A fourth force supporting the price is de-dollarisation, linked to the global debt build-up. “We’ve spoken with at least five Asian central banks this year,” said Tsui. “They’re concerned about holding US assets and have been asking us how to get exposure to gold-backed ETFs. That’s new. Historically, they only bought physical gold.”

The direction of monetary policy adds yet another tailwind. “We expected three rate cuts this year when many were only pricing-in one,” he said. “Rate cuts have historically been very beneficial for gold. Over the last 55 years, every time the Fed cuts rates, gold goes up.”
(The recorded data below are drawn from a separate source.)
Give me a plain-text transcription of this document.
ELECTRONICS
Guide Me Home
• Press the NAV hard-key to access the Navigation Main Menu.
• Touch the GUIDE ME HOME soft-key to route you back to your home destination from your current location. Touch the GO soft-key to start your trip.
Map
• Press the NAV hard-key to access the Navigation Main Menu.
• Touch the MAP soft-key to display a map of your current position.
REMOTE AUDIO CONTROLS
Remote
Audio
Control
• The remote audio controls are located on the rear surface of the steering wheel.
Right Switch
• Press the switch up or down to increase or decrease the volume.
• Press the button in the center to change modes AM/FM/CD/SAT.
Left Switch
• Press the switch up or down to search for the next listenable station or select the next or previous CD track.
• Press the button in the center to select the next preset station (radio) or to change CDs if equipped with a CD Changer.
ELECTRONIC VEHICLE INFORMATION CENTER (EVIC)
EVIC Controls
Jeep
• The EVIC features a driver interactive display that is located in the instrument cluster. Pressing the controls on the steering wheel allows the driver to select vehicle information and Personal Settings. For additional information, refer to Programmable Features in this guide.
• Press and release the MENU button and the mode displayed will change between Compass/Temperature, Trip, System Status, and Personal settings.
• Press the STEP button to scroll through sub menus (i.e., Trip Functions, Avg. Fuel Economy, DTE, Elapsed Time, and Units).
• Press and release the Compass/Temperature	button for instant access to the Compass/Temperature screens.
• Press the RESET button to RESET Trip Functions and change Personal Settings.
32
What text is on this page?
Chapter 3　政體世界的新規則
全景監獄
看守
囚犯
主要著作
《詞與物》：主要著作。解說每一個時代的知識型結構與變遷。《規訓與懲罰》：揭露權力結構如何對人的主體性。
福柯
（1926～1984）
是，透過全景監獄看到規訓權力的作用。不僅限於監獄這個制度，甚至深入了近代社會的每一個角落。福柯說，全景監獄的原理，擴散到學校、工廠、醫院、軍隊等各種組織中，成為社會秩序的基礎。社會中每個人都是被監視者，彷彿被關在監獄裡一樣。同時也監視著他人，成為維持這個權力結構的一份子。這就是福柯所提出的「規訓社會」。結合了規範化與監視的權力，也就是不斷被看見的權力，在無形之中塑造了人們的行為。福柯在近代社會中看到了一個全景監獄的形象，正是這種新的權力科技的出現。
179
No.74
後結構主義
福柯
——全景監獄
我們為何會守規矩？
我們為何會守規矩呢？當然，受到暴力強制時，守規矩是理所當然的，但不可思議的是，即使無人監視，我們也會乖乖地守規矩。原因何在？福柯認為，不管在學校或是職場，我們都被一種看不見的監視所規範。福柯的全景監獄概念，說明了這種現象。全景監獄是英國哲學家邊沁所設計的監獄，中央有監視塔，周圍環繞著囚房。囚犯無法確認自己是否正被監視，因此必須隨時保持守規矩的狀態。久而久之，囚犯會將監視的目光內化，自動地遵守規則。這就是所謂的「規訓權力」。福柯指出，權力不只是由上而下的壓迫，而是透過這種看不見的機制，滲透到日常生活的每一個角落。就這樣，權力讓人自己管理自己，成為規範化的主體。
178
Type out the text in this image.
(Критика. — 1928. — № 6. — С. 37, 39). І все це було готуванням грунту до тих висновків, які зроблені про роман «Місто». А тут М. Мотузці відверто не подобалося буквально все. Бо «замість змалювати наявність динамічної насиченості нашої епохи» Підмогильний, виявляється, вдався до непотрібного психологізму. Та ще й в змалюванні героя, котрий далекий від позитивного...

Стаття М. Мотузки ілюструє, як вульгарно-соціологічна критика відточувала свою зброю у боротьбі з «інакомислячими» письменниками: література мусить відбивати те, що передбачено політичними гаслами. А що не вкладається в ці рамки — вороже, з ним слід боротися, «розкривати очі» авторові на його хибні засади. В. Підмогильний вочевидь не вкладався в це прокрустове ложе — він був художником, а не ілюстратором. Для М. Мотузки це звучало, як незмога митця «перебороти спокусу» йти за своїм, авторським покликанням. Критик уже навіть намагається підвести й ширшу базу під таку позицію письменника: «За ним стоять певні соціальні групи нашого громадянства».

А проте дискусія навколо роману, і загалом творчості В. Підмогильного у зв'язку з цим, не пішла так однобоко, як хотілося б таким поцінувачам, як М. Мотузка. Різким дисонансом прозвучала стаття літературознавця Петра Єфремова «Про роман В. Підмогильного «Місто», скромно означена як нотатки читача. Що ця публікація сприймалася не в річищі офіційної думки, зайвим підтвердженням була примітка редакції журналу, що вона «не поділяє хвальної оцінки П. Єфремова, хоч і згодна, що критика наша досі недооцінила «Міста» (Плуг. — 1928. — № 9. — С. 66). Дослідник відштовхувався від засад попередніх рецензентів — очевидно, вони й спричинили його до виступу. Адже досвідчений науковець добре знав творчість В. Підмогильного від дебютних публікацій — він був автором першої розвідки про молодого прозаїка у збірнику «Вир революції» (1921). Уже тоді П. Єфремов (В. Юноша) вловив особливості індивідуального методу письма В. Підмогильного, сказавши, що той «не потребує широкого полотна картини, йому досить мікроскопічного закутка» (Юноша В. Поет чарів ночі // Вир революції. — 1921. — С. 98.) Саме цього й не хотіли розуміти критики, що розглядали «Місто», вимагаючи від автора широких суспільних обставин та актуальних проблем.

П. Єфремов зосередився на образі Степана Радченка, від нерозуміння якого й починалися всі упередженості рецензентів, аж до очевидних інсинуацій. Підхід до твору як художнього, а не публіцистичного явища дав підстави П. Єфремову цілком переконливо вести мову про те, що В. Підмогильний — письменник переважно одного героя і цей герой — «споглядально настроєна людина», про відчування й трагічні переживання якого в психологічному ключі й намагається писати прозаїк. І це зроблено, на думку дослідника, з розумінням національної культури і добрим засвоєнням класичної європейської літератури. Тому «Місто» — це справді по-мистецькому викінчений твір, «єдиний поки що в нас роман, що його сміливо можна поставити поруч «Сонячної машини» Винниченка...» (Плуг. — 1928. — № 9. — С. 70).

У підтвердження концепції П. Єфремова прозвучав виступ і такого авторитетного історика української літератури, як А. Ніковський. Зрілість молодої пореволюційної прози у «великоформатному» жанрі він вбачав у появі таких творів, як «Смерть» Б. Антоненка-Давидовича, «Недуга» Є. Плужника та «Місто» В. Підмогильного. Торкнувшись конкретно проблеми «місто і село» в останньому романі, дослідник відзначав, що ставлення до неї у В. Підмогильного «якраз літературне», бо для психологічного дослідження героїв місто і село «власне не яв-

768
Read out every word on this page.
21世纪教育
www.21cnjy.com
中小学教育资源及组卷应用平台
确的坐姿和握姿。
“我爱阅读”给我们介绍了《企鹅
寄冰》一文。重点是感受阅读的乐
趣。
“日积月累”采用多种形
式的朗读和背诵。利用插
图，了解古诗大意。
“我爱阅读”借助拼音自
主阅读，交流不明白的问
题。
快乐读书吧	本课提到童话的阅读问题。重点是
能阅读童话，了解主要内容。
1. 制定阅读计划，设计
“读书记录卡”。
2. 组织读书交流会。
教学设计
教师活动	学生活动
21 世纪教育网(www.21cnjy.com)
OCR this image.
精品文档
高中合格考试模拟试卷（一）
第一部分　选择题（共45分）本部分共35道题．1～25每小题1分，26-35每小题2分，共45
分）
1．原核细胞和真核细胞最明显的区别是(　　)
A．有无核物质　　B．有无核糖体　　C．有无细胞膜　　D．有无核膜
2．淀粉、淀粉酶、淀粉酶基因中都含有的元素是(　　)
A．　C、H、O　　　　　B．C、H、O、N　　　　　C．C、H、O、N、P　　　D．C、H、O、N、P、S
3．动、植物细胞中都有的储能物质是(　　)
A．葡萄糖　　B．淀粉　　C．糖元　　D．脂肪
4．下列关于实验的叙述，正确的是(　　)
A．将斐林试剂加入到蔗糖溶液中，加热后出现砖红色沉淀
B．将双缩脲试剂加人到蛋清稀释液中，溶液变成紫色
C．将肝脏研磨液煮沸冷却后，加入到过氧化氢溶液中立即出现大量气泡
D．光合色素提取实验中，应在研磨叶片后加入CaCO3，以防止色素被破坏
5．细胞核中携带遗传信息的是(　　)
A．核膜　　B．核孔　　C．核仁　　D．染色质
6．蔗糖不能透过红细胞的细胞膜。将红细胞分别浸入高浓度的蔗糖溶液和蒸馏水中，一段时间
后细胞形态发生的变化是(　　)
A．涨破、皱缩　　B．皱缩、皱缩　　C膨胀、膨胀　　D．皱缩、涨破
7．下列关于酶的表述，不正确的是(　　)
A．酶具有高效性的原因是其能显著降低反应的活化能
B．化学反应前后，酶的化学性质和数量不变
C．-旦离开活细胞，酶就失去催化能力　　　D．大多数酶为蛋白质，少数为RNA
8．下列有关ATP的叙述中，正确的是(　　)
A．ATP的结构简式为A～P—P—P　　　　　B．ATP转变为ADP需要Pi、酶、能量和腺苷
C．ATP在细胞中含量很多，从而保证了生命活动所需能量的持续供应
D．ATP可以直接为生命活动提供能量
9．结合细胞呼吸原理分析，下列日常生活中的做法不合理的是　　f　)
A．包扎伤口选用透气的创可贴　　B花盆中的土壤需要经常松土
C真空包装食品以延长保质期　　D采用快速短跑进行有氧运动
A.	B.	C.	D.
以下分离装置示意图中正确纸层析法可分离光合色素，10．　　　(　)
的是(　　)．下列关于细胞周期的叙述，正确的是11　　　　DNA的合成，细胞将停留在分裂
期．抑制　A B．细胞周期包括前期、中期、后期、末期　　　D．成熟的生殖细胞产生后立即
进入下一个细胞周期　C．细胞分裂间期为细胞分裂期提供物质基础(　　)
There is also a growing dislocation between gold and traditional safe havens. “Historically, gold and US Treasuries were positively correlated,” Tsui explained. “That’s broken down. The correlation is now deeply negative. Gold is outperforming both the dollar and Treasuries as a safe haven.”

For clients concerned about systemic risk, Tsui believes gold offers something governments cannot. “Gold has moved up in the safe-haven hierarchy,” he said. “Clients are increasingly bearish on the dollar and concerned about the independence of the Fed. Gold’s appeal is precisely that it’s not tied to any government.”

Looking ahead, the outlook remains strong. “We’re confident gold will close in on US$3,900 by year-end,” he said (at time of publication, it has pushed through US$4,000 an ounce). “Q4 has strong seasonal support from Indian and Chinese demand, and portfolio rebalancing also plays a role.”

From a portfolio construction perspective, Tsui sees gold as a risk-adjusted-return enhancer. “We’ve back-tested gold allocations of zero to ten percent,” he said. “The results are clear. Gold increases risk-adjusted return, reduces maximum drawdown, and this year, you’ve had the bonus of a 40 per cent return.”